Uma simples busca no YouTube com o apelido Brookers mostra a lista com 38 vídeos da jovem. Os mais recentes, dizem, estão no site da NBC, o que deu margem a uma nova discussão nos Estados Unidos: a quem realmente pertencem as produções do YouTube? São dos seus autores, que incluem seus vídeos na web diariamente, ou do site?
O fato é que o site, que afirma em seu link de imprensa exibir 70 milhões de vídeos diariamente, foi comprado há um mês pelo Google, numa transação de US$ 1,6 bilhão. Que incluiu, claro, todo o acervo disposto online, no qual estão Brooke e o brasileiro Zaiden.’
YouTube leva jovens diretores ao estrelato
‘Ter perfil no Orkut já não é tão divertido. A onda, agora, é colocar links no site de relacionamentos que remetam ao YouTube, no qual é possível exibir vídeos de confissões íntimas ou ‘superproduções’ de fundo de quintal. Desde que surgiu, há 18 meses, o YouTube virou febre entre jovens videomakers amadores brasileiros, como ocorre fora do País.
O estudante de cursinho Guilherme Zaiden, de 18 anos, virou celebridade na internet em quatro meses. Filho de funcionários do Banco Central, Zaiden é um jovem tímido com uma vida pacata em Guará, cidade-satélite do Distrito Federal.
Com uma máquina fotográfica digital que grava trechos de 40 segundos e um computador ‘pré-histórico’, ele se transformou em um comediante numa série de oito vídeos, que somam 1 milhão de visualizações no YouTube. Duas produções – Confissões de um Emo e Pastor Cerafim – foram vistas por 300 mil pessoas cada uma, público maior que o de vários filmes brasileiros. Desde julho, quando estreou no YouTube, a vida de Zaiden nunca mais foi a mesma. ‘As pessoas me param no shopping para perguntar se sou o cara do vídeo. Às vezes, sinto que sou observado.’
Na produção À Psicóloga, o adolescente reclama da perseguição da mãe: ‘A bicha é louca’, diz, de olhos esbugalhados, e recebe um conselho prático: ‘Grave um vídeo’. Seria uma criação autobiográfica? ‘Não’, responde Zaiden. ‘Faço os vídeos para me divertir mesmo.’
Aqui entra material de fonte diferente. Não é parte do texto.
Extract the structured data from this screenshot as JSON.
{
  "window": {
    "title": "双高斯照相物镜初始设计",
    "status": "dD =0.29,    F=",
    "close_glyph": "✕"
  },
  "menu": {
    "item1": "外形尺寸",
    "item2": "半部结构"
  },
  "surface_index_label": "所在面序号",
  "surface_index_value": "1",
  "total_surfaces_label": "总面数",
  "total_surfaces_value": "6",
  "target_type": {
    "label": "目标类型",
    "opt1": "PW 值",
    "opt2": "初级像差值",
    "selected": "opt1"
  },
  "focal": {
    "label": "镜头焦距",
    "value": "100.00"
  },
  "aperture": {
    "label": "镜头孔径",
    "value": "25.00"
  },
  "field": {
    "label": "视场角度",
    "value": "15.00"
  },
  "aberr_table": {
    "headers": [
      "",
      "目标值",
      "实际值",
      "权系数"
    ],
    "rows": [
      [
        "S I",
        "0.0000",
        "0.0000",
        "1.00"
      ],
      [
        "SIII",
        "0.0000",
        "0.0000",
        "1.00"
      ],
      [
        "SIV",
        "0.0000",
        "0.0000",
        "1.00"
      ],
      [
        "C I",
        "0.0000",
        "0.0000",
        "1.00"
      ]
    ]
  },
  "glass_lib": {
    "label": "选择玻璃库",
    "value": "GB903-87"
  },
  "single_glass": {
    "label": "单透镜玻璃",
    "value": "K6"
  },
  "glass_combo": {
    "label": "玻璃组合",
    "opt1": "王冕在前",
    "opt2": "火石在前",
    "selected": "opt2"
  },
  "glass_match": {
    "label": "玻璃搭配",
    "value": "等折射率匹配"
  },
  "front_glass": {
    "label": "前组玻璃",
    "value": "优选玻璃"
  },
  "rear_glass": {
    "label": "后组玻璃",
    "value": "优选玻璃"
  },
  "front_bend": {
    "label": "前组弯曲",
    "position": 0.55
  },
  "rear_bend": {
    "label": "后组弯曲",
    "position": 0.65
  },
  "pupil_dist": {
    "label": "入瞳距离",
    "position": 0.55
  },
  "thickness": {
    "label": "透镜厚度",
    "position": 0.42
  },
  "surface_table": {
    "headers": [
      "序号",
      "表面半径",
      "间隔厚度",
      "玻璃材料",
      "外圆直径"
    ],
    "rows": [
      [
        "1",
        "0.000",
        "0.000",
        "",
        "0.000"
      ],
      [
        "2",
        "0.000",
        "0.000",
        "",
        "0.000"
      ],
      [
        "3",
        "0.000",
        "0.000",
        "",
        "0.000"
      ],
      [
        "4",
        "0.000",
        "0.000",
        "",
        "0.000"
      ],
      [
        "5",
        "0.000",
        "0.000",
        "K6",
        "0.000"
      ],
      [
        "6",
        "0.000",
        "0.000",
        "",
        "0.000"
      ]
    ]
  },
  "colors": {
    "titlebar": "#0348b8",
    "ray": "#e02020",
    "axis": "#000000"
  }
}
O garoto admite que gostou da fama. Os dois perfis que mantinha no Orkut lotaram com cerca de 2 mil amigos. Em quatro meses, surgiram nove comunidades com 10 mil participantes virtuais, todas homenageando o adolescente. Uma delas chama-se Guilherme Zaiden, o Artista, a outra, Guilherme Zaiden no Jô, espécie de abaixo-assinado virtual pedindo que Jô Soares o entreviste.
Os e-mails enviados de várias partes do País e os comentários também impressionaram Felipe Eduardo de Carvalho, de 22, que mora na Vila Maria, zona norte de São Paulo, e trabalha no setor de Controle de Qualidade da TAM. Há quatro anos, ele grava produções caseiras para se divertir. No ano passado, comprou uma câmera digital e começou a mexer no software Adobe Premier, para editar arquivos em vídeo.
Em pouco tempo, surgia no YouTube a produtora Dark Hole e produções como A Corrida pela P…, estrelada por uma prostituta na rua. O seu, digamos, processo criativo é baseado no improviso. ‘Reúno os amigos e as idéias surgem. Passamos, às vezes, um dia gravando.’’
Luiz Carlos Merten
Guilherme Zaiden e o futuro do cinema
‘Há pelo menos seis anos, desde que o Festival de Cannes organizou um debate pioneiro sobre novas tecnologias (e premiou Dançando no Escuro com a Palma de Ouro), o assunto tem estado em discussão. Qual será o futuro do cinema? Se o suporte mudar, se a maneira de fazer e ver filmes mudar, continuará sendo cinema? Guilherme Zaiden é um produto destes novos tempos. Seus vídeos alcançam uma instantaneidade e uma divulgação que já fazem dele um fenômeno no YouTube.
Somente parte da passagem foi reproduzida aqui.